L’analyse sémiotique et socio-sémiotique de la communication chrétienne

Article

Texte intégral

1La tradition sémiotique et sémiologique de langue française a depuis toujours traité des objets de type religieux et sacré. Nous pensons ici, parmi les « ancêtres », à Roland Barthes et à son traitement – génial et discutable – du livret des Exercices spirituels de saint Ignace de Loyola, fondateur des jésuites, ou aux recherches de Louis Marin sur le texte biblique et d’autres sujets liés au sacré. Plus récemment, nous pensons au centre pour l’analyse du discours religieux (Cadir) de l’université catholique de Lyon, initié par des figures comme Jean Delorme, qui approfondit depuis des décennies l’application de la sémiotique au texte biblique, et à sa revue Sémiotique et Bible. Des membres du Cadir ont participé activement au développement de l’École de Paris, le groupe de chercheurs en sémiotique réunis autour d’Algirdas Julien Greimas. Le sacré a fait surface, ici et là, dans le corpus de la recherche en sémiotique, parfois de façon indirecte via l’analyse d’images sacrées, d’objets littéraires liés au sacré, etc. Nous renvoyons aussi à la contribution de Bernard Lamizet (2011). En sortant de France, nous pensons aussi à certains travaux de Maria Giulia Dondero sur le sacré dans l’image photographique (2009), ou aux recherches de Massimo Leone (2012) et bien d’autres. Cette petite liste, qui n’a pas de prétention à l’exhaustivité, n’inclut pas évidemment les approches sémiotiques externes au monde francophone. Le manuel en anglais de Robert Yelle (2012) ou les recherches d’Ugo Volli autour du texte biblique (Turin) indiquent des directions de recherche bibliographique.
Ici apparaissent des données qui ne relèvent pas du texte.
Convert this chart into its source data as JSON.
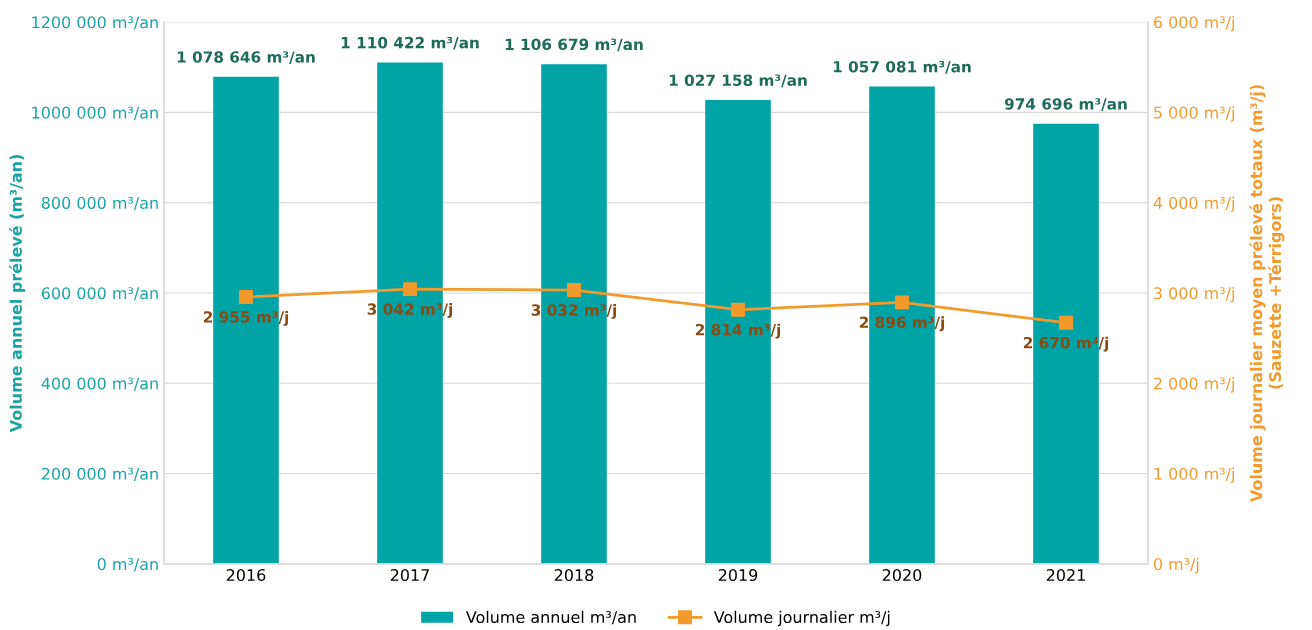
{
  "chart_data": {
    "type": "bar",
    "ylabel": "Volume annuel prélevé (m³/an)",
    "y2label": "Volume journalier moyen prélevé totaux (m³/j)\n(Sauzette +Térrigors)",
    "categories": [
      "2016",
      "2017",
      "2018",
      "2019",
      "2020",
      "2021"
    ],
    "series": [
      {
        "name": "Volume annuel m³/an",
        "color": "#00a3a6",
        "values": [
          1078646,
          1110422,
          1106679,
          1027158,
          1057081,
          974696
        ],
        "value_labels": [
          "1 078 646 m³/an",
          "1 110 422 m³/an",
          "1 106 679 m³/an",
          "1 027 158 m³/an",
          "1 057 081 m³/an",
          "974 696 m³/an"
        ]
      },
      {
        "name": "Volume journalier m³/j",
        "type": "line",
        "axis": "y2",
        "color": "#f39a2c",
        "marker": "square",
        "values": [
          2955,
          3042,
          3032,
          2814,
          2896,
          2670
        ],
        "value_labels": [
          "2 955 m³/j",
          "3 042 m³/j",
          "3 032 m³/j",
          "2 814 m³/j",
          "2 896 m³/j",
          "2 670 m³/j"
        ]
      }
    ],
    "ylim": [
      0,
      1200000
    ],
    "yticks": [
      {
        "value": 0,
        "label": "0 m³/an"
      },
      {
        "value": 200000,
        "label": "200 000 m³/an"
      },
      {
        "value": 400000,
        "label": "400 000 m³/an"
      },
      {
        "value": 600000,
        "label": "600 000 m³/an"
      },
      {
        "value": 800000,
        "label": "800 000 m³/an"
      },
      {
        "value": 1000000,
        "label": "1000 000 m³/an"
      },
      {
        "value": 1200000,
        "label": "1200 000 m³/an"
      }
    ],
    "y2lim": [
      0,
      6000
    ],
    "y2ticks": [
      {
        "value": 0,
        "label": "0 m³/j"
      },
      {
        "value": 1000,
        "label": "1 000 m³/j"
      },
      {
        "value": 2000,
        "label": "2 000 m³/j"
      },
      {
        "value": 3000,
        "label": "3 000 m³/j"
      },
      {
        "value": 4000,
        "label": "4 000 m³/j"
      },
      {
        "value": 5000,
        "label": "5 000 m³/j"
      },
      {
        "value": 6000,
        "label": "6 000 m³/j"
      }
    ],
    "grid": "y",
    "legend": "bottom"
  }
}
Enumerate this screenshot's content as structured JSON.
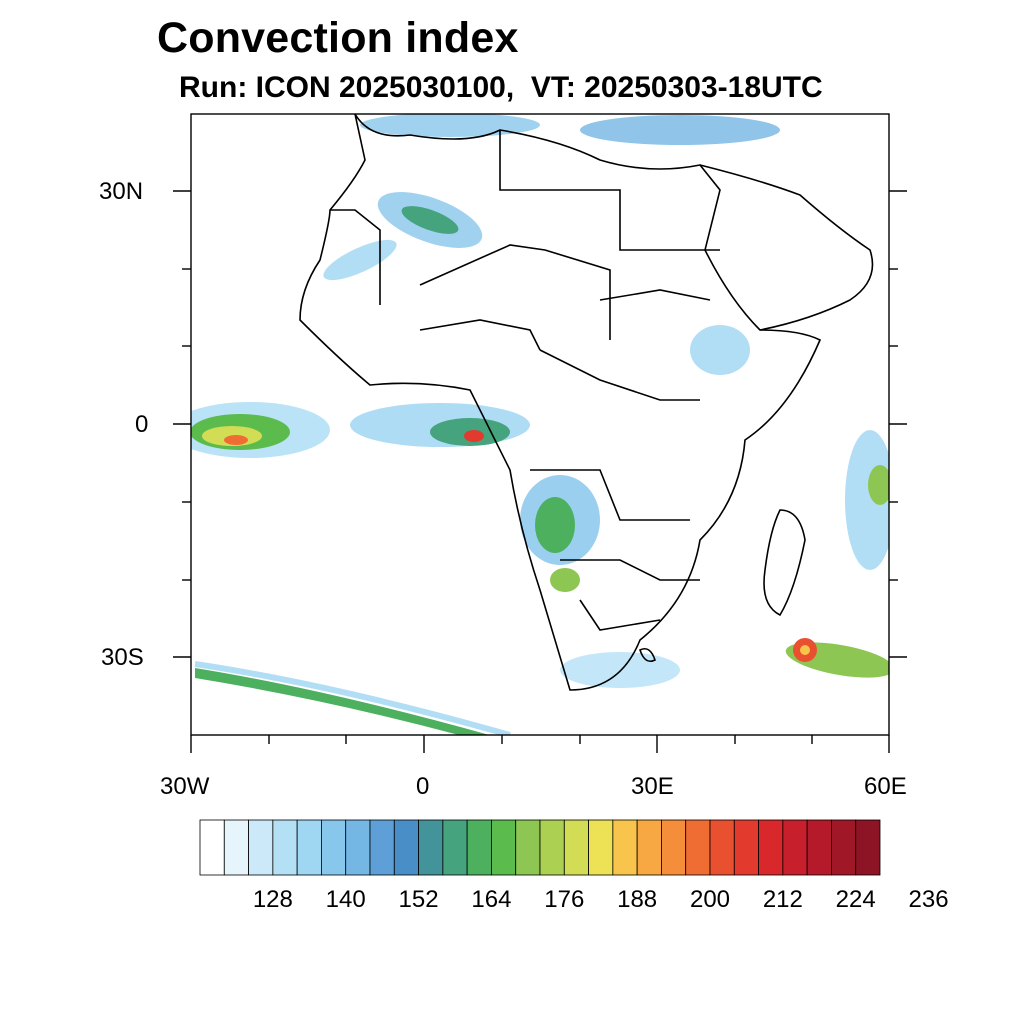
{
  "title": "Convection index",
  "subtitle": "Run: ICON 2025030100,  VT: 20250303-18UTC",
  "map": {
    "lon_range": [
      -30,
      60
    ],
    "lat_range": [
      -40,
      40
    ],
    "y_axis_labels": [
      "30N",
      "0",
      "30S"
    ],
    "x_axis_labels": [
      "30W",
      "0",
      "30E",
      "60E"
    ]
  },
  "colorbar": {
    "labels": [
      "128",
      "140",
      "152",
      "164",
      "176",
      "188",
      "200",
      "212",
      "224",
      "236"
    ],
    "colors": [
      "#ffffff",
      "#e6f4fc",
      "#cbe9f8",
      "#b4e0f6",
      "#9fd6f2",
      "#88c7ec",
      "#74b6e4",
      "#5d9fd6",
      "#4a8ec8",
      "#43939a",
      "#45a37e",
      "#4cb05f",
      "#5bbb4d",
      "#8dc652",
      "#acd052",
      "#d2dc55",
      "#ede256",
      "#f8c44b",
      "#f8a842",
      "#f48e3a",
      "#ef6d33",
      "#e8502f",
      "#e23a2d",
      "#d9282c",
      "#c81f2c",
      "#b41a2a",
      "#a01727",
      "#8c1424"
    ]
  }
}
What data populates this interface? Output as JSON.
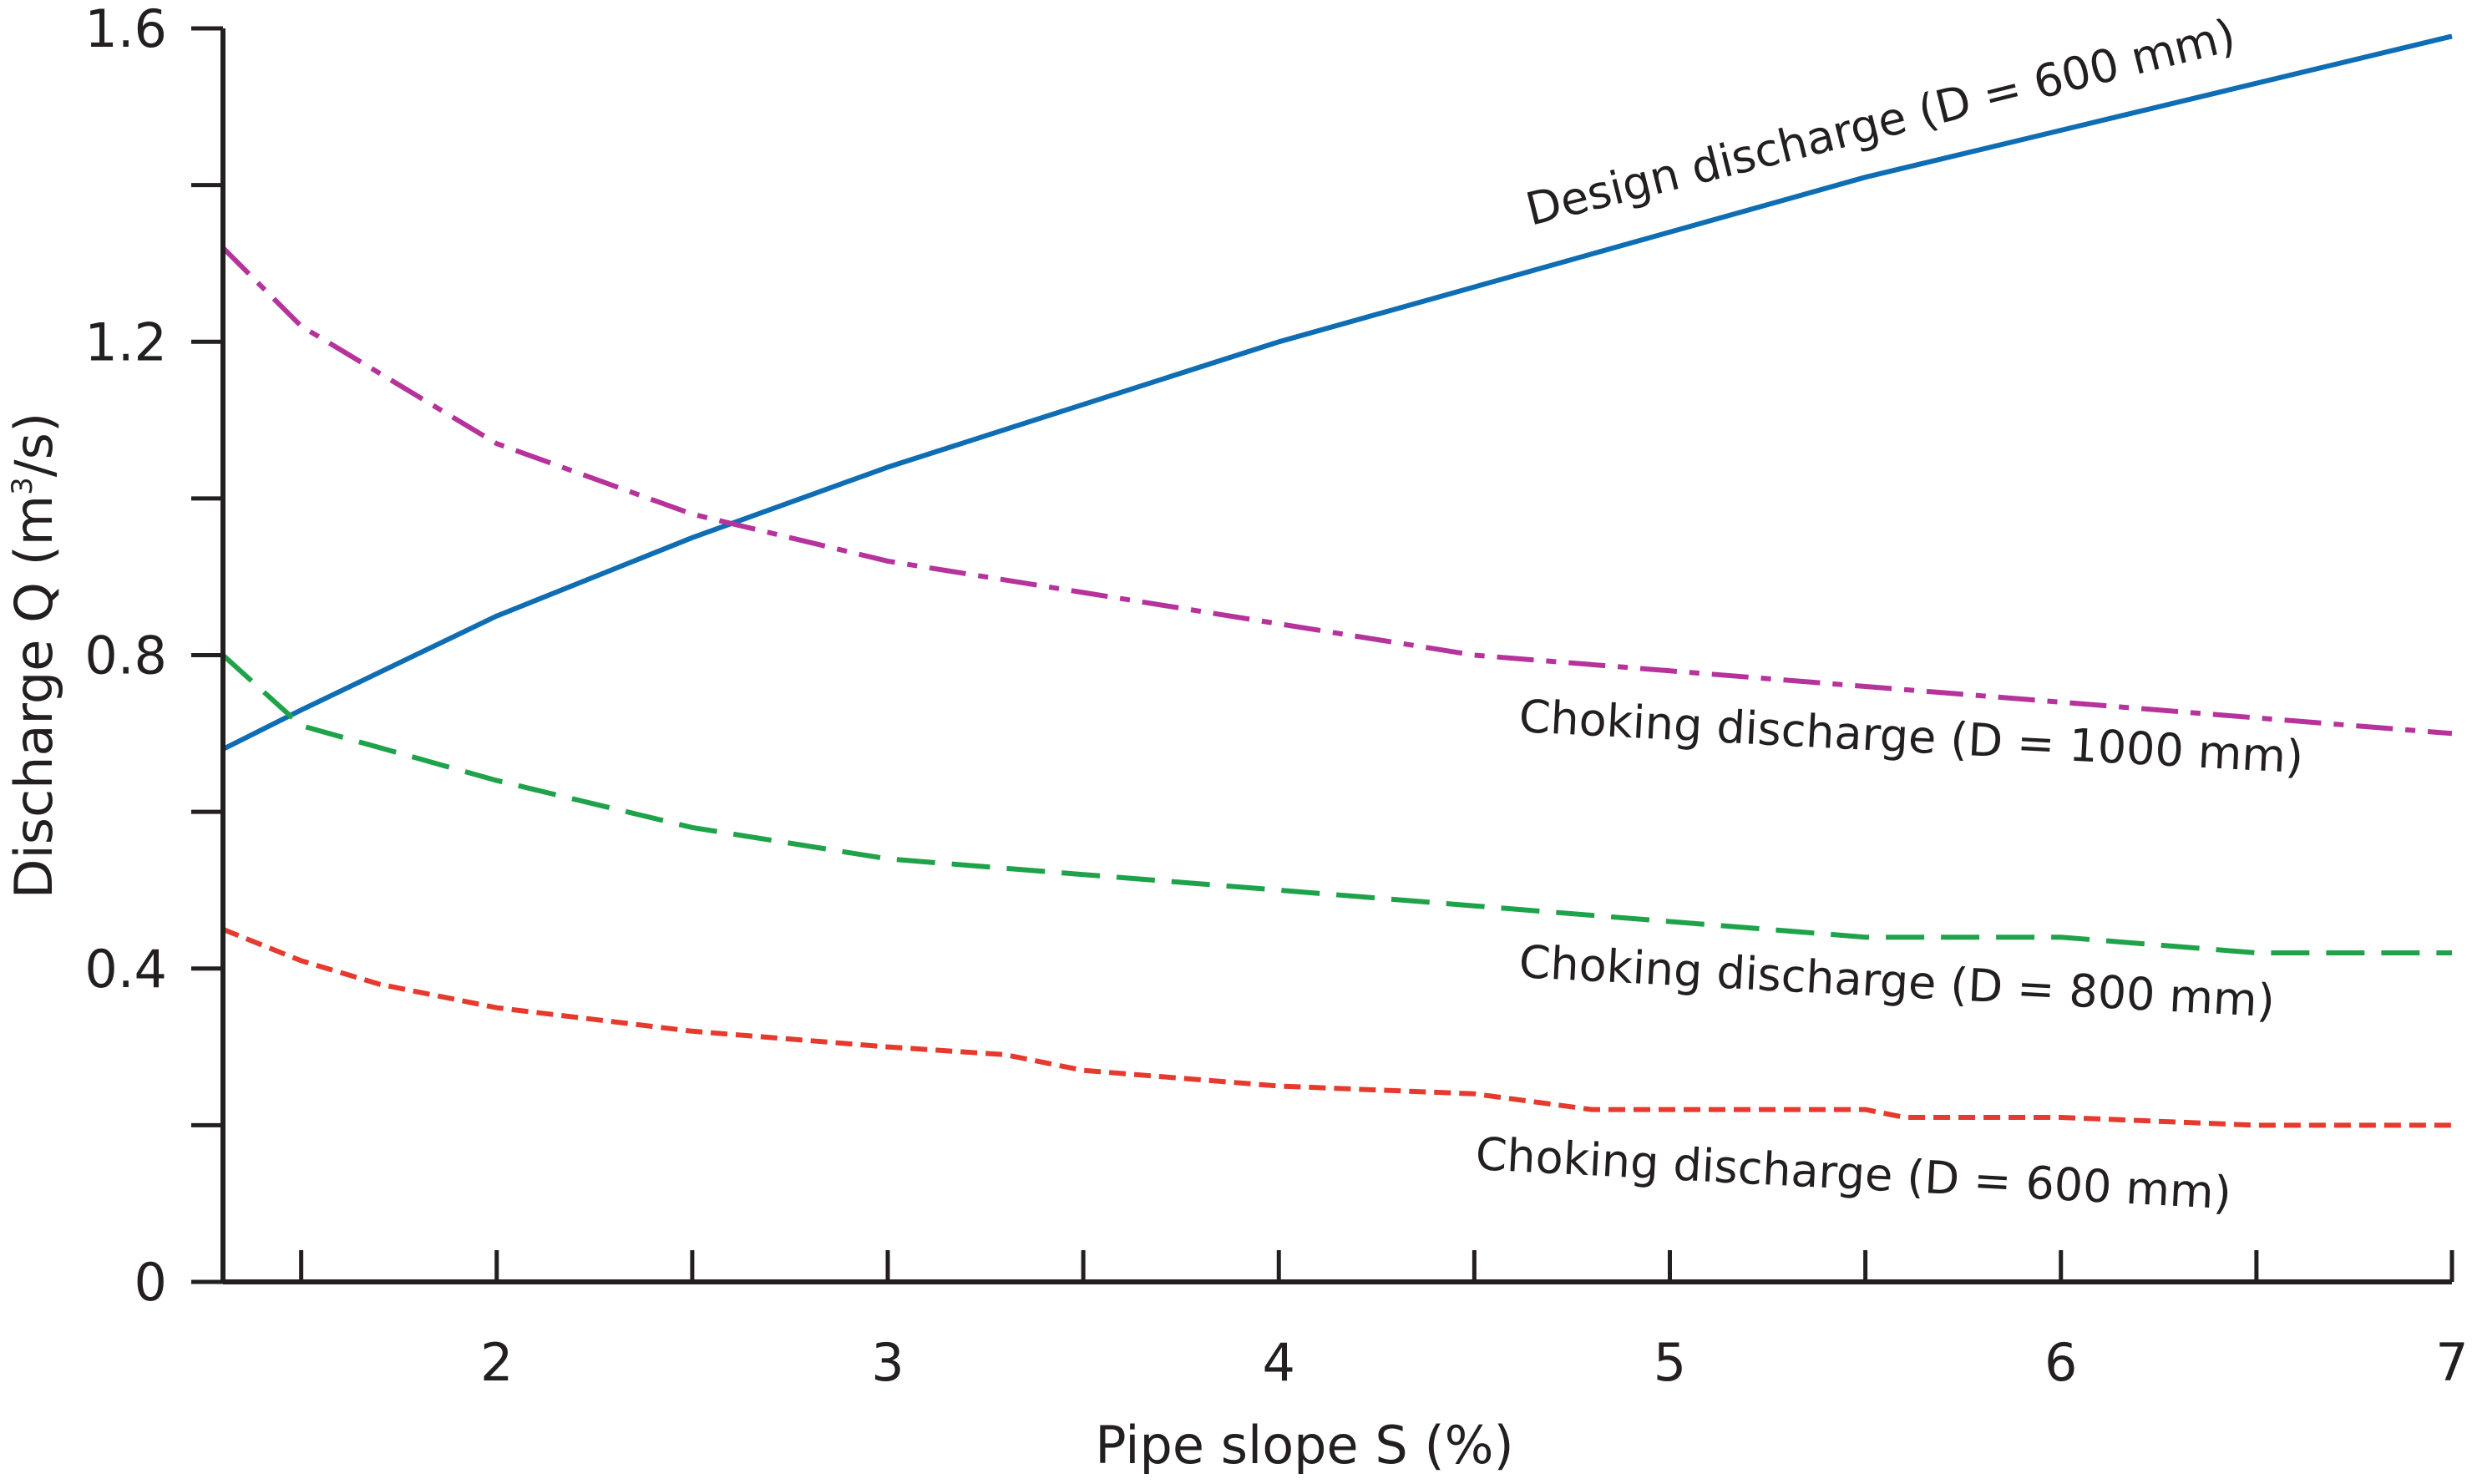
{
  "chart_data": {
    "type": "line",
    "title": "",
    "xlabel": "Pipe slope S (%)",
    "ylabel": {
      "prefix": "Discharge Q (m",
      "superscript": "3",
      "suffix": "/s)"
    },
    "xlim": [
      1.3,
      7
    ],
    "ylim": [
      0,
      1.6
    ],
    "x_major_ticks": [
      2,
      3,
      4,
      5,
      6,
      7
    ],
    "x_major_tick_labels": [
      "2",
      "3",
      "4",
      "5",
      "6",
      "7"
    ],
    "x_minor_ticks": [
      1.5,
      2.5,
      3.5,
      4.5,
      5.5,
      6.5
    ],
    "y_major_ticks": [
      0,
      0.4,
      0.8,
      1.2,
      1.6
    ],
    "y_major_tick_labels": [
      "0",
      "0.4",
      "0.8",
      "1.2",
      "1.6"
    ],
    "y_minor_ticks": [
      0.2,
      0.6,
      1.0,
      1.4
    ],
    "grid": false,
    "series": [
      {
        "name": "Design discharge (D = 600 mm)",
        "label": "Design discharge (D = 600 mm)",
        "color": "#0f6db3",
        "style": "solid",
        "x": [
          1.3,
          1.5,
          2.0,
          2.5,
          3.0,
          3.5,
          4.0,
          4.5,
          5.0,
          5.5,
          6.0,
          6.5,
          7.0
        ],
        "values": [
          0.68,
          0.73,
          0.85,
          0.95,
          1.04,
          1.12,
          1.2,
          1.27,
          1.34,
          1.41,
          1.47,
          1.53,
          1.59
        ]
      },
      {
        "name": "Choking discharge (D = 1000 mm)",
        "label": "Choking discharge (D = 1000 mm)",
        "color": "#b5339b",
        "style": "dashdot",
        "x": [
          1.3,
          1.5,
          2.0,
          2.5,
          3.0,
          3.5,
          4.0,
          4.5,
          5.0,
          5.5,
          6.0,
          6.5,
          7.0
        ],
        "values": [
          1.32,
          1.22,
          1.07,
          0.98,
          0.92,
          0.88,
          0.84,
          0.8,
          0.78,
          0.76,
          0.74,
          0.72,
          0.7
        ]
      },
      {
        "name": "Choking discharge (D = 800 mm)",
        "label": "Choking discharge (D = 800 mm)",
        "color": "#1fa34a",
        "style": "dashed",
        "x": [
          1.3,
          1.5,
          2.0,
          2.5,
          3.0,
          3.5,
          4.0,
          4.5,
          5.0,
          5.5,
          6.0,
          6.5,
          7.0
        ],
        "values": [
          0.8,
          0.71,
          0.64,
          0.58,
          0.54,
          0.52,
          0.5,
          0.48,
          0.46,
          0.44,
          0.44,
          0.42,
          0.42
        ]
      },
      {
        "name": "Choking discharge (D = 600 mm)",
        "label": "Choking discharge (D = 600 mm)",
        "color": "#e53a2d",
        "style": "dotted",
        "x": [
          1.3,
          1.5,
          1.7,
          2.0,
          2.5,
          3.0,
          3.3,
          3.5,
          4.0,
          4.5,
          4.8,
          5.0,
          5.5,
          5.6,
          6.0,
          6.5,
          7.0
        ],
        "values": [
          0.45,
          0.41,
          0.38,
          0.35,
          0.32,
          0.3,
          0.29,
          0.27,
          0.25,
          0.24,
          0.22,
          0.22,
          0.22,
          0.21,
          0.21,
          0.2,
          0.2
        ]
      }
    ]
  }
}
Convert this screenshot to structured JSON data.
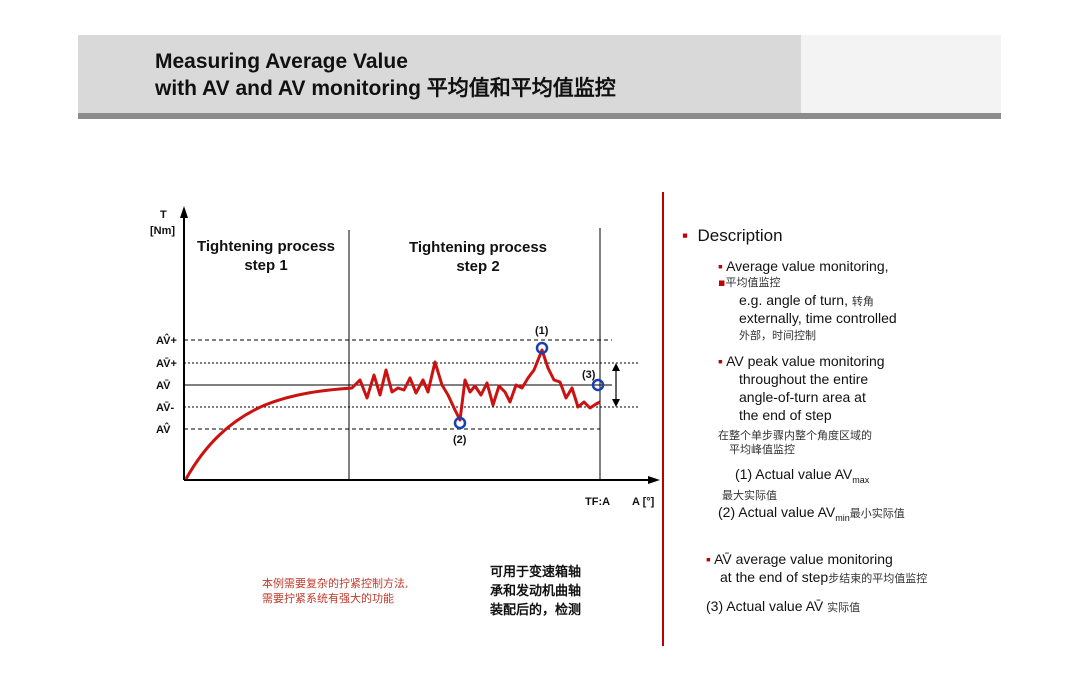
{
  "header": {
    "title_line1": "Measuring Average Value",
    "title_line2": "with AV and AV monitoring 平均值和平均值监控"
  },
  "diagram": {
    "y_axis_label_line1": "T",
    "y_axis_label_line2": "[Nm]",
    "x_axis_end_label": "TF:A",
    "x_axis_label": "A [°]",
    "step1_line1": "Tightening process",
    "step1_line2": "step 1",
    "step2_line1": "Tightening process",
    "step2_line2": "step 2",
    "level_labels": [
      "AV̂+",
      "AV̄+",
      "AV̄",
      "AV̄-",
      "AV̂"
    ],
    "point_labels": [
      "(1)",
      "(2)",
      "(3)"
    ],
    "accent_color": "#cc1111",
    "marker_color": "#1a3fb0"
  },
  "description": {
    "heading": "Description",
    "items": [
      "Average value monitoring,",
      "平均值监控",
      "e.g. angle of turn,",
      "转角",
      "externally, time controlled",
      "外部，时间控制",
      "AV peak value monitoring",
      "throughout the entire",
      "angle-of-turn area at",
      "the end of step",
      "在整个单步骤内整个角度区域的",
      "平均峰值监控",
      "(1) Actual value AV",
      "max",
      "最大实际值",
      "(2) Actual value AV",
      "min",
      "最小实际值",
      "AV̄ average value monitoring",
      "at the end of step",
      "步结束的平均值监控",
      "(3)   Actual value     AV̄",
      "实际值"
    ]
  },
  "notes": {
    "red_line1": "本例需要复杂的拧紧控制方法,",
    "red_line2": "需要拧紧系统有强大的功能",
    "black_line1": "可用于变速箱轴",
    "black_line2": "承和发动机曲轴",
    "black_line3": "装配后的，检测"
  }
}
2En observant la situation française de l’extérieur, on peut avancer l’hypothèse (à vérifier) qu’une double faiblesse a limité les approches sémiotiques – sémiologiques du sacré et du religieux dans le domaine des Sic : d’un côté, la perte de vitesse de la sémiotique – sémiologie, au moins comme approche à part entière (une « discipline ») ; de l’autre, la difficulté qui existe parfois à reconnaître le religieux et le sacré comme objet d’analyse acceptable et légitime, dans le contexte de la laïcité à la française (pour recourir à une formule commode). Nous pensons que la contribution sémiotique – sémiologique du sacré et des religions est pleinement justifiée dans le contexte des Sic : l’analyse des signes dans le cadre de la vie sociale, vieux projet de Saussure, n’a pas perdu de son importance, au delà de toutes les critiques nécessaires pour dépasser les réductionnismes de type structuraliste et pour mettre la sémiotique en interaction avec d’autres approches. Les outils de la tradition sémiotique sont très pertinents pour chercher à décrypter les textualités religieuses et sacrées et leur signification probable pour les acteurs sociaux, sans oublier la récente sémiotique des passions, des pratiques et des formes de vie d’auteurs comme Jacques Fontanille. L’« épochè » sémiotique, qui demande de se concentrer sur l’objet textuel (immanence textuelle comme principe méthodologique, et non comme principe ontologique ou épistémologique), est une proposition pertinente – si elle est bien comprise – en lien avec d’autres approches.

3En quittant ce tableau très général et forcement caricatural, nous nous permettons quelques notes plus personnelles. Nous avons rédigé en 2006 une thèse en sémiotique à l’université de Bologne sur l’utilisation des images visuelles dans les livres illustrés de spiritualité produits dans le milieu jésuite entre le XVIe et le XVIIe siècle (Catellani, 2009). Nous avons ensuite approfondi l’analyse des textes illustrés de cette époque, appelée aujourd’hui « première modernité », avec une attention particulière pour l’utilisation des images visuelles, en connexion avec le texte verbal, comme outils pour nourrir et orienter la prière et la méditation (Catellani, 2007). Il s’agissait d’une analyse fondée sur les différents outils proposés par la tradition sémiotique : analyse du niveau narratif et axiologique, énonciatif, rhétorique, thématique et figuratif, plastique. Les récentes contributions de la sémiotique des passions et des pratiques ont permis de focaliser l’attention sur la façon que les textes ont de préfigurer des pratiques, d’en établir la « posologie » et d’en proposer (sur le mode verbal et visuel) la méthodologie. Pour paraphraser Lévinas, il s’agit donc de voir comment Dieu (et le sacré) vient au signe / au texte ; une approche sémiotique peut aussi contribuer à montrer comment cette textualisation entre dans le jeu des interprétations, des pratiques et des vécus. Le monde jésuite et ignatien ont toujours été pour nous un terrain central, et aimé.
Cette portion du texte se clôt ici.